Leni Franken is a senior researcher and teacher assistant at the University of Antwerp (Belgium)

Against the backdrop of labor migration, family reunification, and the ongoing refugee crisis, the number of Muslims in Europe has increased over the past decades. This has resulted in a growing number of Muslim schools and Muslim students enrolled in Islamic Religious Education in state schools. In the Netherlands, for instance, the number of state-funded Muslim schools has increased from only a few schools in the 1980s to more than 50 schools today. Comparably, the present number of students enrolled in Islamic Religious Education in Belgian state schools is, with more than 20%, twice as many as ten years ago. In addition, an increasing number of students with a Muslim background are enrolled in non-denominational and non-confessional “religion education” classes, which are organized in Danish, Norwegian, and Swedish state schools.

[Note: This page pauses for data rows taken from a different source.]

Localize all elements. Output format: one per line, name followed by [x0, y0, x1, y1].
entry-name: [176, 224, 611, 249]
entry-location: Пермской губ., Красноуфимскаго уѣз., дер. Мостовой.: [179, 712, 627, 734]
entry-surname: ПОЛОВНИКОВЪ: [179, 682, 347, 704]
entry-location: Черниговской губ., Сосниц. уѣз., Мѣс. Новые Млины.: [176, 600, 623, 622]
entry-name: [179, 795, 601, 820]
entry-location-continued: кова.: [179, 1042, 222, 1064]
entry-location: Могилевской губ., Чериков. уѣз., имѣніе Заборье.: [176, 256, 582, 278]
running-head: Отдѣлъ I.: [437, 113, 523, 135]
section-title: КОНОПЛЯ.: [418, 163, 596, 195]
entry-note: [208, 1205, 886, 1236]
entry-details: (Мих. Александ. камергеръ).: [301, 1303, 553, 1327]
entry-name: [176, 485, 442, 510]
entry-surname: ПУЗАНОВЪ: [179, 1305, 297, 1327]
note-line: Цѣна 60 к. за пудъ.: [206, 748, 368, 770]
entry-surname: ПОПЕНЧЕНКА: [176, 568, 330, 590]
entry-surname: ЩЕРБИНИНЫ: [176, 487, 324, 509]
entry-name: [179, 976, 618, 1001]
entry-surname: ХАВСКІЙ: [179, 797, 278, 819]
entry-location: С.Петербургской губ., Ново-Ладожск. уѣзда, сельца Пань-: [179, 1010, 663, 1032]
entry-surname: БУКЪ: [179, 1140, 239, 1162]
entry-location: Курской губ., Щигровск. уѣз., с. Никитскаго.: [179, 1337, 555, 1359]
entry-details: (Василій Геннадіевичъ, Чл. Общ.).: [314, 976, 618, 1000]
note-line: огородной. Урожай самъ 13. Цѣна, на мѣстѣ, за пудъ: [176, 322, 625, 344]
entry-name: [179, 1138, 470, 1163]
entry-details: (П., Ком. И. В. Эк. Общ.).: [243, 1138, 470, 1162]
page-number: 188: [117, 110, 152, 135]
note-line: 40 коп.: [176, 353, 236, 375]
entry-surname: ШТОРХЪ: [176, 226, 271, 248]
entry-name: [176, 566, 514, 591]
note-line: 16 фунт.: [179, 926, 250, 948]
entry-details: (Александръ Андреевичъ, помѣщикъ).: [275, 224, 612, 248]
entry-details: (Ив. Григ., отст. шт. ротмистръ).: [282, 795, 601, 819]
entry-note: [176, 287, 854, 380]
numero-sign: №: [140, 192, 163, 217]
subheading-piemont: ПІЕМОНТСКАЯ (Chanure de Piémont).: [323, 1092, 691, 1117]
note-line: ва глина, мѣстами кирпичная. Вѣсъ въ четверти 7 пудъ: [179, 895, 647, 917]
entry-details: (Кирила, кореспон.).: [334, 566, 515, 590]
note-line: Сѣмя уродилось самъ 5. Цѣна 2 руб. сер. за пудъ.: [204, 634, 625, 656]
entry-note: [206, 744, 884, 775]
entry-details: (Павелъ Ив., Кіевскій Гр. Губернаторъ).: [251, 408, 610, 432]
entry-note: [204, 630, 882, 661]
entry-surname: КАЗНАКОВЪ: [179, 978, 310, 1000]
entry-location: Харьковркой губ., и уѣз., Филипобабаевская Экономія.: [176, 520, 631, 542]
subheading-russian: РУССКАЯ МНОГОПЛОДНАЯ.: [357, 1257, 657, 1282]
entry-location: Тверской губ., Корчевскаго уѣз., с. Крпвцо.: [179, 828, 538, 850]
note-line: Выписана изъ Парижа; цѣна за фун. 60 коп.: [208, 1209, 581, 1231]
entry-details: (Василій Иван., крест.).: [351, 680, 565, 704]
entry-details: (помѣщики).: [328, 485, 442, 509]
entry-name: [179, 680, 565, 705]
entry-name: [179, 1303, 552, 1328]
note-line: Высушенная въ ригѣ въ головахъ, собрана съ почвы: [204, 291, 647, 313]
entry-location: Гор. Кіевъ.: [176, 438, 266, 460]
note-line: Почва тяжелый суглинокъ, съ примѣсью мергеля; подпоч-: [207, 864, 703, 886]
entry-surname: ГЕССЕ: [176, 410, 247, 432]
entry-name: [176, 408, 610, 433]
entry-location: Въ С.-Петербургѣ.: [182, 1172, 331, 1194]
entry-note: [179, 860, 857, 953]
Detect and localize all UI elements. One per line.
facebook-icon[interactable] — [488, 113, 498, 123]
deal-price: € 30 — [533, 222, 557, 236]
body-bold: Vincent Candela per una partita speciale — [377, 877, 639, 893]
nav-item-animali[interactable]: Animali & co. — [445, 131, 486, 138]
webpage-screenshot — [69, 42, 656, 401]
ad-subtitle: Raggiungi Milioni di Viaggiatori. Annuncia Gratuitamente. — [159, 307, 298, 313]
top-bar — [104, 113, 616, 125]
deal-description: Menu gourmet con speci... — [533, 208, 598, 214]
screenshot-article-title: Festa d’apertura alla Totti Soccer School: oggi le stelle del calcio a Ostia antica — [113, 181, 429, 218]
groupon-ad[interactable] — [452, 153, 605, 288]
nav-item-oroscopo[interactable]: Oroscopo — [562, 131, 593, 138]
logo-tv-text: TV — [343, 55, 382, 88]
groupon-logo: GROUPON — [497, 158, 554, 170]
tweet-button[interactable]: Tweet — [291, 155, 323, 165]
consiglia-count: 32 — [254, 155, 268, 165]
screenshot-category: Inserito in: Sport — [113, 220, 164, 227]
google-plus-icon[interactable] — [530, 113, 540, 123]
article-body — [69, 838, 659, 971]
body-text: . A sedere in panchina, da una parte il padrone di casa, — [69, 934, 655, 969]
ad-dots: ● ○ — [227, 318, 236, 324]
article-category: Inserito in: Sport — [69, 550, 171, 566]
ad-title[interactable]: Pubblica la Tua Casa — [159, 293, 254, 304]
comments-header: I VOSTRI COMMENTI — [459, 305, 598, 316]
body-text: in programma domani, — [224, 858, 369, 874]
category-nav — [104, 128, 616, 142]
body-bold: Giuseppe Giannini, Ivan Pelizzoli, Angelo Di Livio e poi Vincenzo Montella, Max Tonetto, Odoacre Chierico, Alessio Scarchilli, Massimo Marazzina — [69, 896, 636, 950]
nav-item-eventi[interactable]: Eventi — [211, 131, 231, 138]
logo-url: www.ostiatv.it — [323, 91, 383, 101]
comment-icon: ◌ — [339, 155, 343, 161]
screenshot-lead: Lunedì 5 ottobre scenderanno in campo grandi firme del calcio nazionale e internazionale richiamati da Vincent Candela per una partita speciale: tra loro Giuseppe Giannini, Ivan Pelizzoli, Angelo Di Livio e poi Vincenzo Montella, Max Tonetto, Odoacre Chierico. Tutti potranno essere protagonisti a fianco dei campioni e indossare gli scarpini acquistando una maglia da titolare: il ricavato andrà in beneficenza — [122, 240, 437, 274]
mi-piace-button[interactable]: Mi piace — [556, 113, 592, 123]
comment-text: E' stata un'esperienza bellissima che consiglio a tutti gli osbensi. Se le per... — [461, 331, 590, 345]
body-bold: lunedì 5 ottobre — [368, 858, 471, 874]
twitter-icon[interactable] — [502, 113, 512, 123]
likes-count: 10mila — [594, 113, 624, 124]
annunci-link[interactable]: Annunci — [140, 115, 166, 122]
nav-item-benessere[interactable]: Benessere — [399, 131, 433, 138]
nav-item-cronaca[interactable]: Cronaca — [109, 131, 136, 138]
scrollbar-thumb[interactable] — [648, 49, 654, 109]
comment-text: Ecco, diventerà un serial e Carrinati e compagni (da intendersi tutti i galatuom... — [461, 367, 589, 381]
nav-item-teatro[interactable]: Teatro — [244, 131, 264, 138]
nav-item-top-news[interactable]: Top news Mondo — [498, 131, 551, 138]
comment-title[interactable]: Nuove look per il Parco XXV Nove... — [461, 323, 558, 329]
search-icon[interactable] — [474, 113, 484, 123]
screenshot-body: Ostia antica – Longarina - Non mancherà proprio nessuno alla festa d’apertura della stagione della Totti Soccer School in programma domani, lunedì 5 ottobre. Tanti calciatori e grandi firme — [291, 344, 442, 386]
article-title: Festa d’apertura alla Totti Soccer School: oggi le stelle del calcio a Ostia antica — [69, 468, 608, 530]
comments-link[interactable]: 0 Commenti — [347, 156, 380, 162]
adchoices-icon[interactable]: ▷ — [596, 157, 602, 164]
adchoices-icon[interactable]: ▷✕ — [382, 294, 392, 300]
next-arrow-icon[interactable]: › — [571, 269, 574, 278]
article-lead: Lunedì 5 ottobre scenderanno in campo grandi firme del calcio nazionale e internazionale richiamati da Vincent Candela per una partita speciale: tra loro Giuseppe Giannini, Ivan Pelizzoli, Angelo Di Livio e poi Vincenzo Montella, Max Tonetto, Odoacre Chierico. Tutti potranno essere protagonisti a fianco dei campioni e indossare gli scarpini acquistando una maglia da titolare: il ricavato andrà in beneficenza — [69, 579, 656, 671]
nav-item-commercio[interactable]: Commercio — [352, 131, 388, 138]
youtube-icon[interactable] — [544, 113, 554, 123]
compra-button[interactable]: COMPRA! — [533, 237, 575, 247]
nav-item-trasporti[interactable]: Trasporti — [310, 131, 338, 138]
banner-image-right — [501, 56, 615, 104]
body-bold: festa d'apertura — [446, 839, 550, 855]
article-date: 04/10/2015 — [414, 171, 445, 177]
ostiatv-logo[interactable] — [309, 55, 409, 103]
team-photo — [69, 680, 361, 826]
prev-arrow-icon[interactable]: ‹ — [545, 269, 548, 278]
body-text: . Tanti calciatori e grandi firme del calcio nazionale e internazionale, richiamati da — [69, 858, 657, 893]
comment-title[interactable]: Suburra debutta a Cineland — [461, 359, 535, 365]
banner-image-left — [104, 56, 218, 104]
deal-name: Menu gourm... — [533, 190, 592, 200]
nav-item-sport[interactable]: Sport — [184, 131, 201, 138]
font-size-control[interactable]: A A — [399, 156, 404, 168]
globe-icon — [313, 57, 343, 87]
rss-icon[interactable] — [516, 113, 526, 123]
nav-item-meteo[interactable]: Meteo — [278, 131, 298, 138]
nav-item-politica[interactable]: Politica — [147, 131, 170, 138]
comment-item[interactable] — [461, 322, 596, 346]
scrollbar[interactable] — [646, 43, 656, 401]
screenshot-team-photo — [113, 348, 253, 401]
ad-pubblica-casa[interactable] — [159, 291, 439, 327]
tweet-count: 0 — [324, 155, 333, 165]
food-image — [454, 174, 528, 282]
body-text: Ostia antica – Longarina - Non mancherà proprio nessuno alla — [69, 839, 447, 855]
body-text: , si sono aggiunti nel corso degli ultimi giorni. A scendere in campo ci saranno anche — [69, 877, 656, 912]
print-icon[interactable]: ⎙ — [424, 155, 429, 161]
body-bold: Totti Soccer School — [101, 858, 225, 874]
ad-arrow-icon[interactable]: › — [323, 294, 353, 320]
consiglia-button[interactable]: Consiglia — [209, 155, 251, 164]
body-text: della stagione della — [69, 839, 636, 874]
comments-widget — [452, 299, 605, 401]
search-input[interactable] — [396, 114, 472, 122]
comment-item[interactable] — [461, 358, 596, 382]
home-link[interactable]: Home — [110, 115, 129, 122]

Given this rather new sociological situation, combined with the presence of (violent) Muslim fundamentalism in Europe, “Islamic Religious Education” has become a matter of concern for politicians, religious stakeholders, policymakers, and academics. Hence the book Islamic Religious Education in Europe [1] offers a comparative study of curricula, teaching materials, and teacher training in fourteen European countries. These country reports are followed by multi-disciplinary essays—from the hermeneutical-critical to the postcolonial—addressing challenges posed by teaching about and into Islam.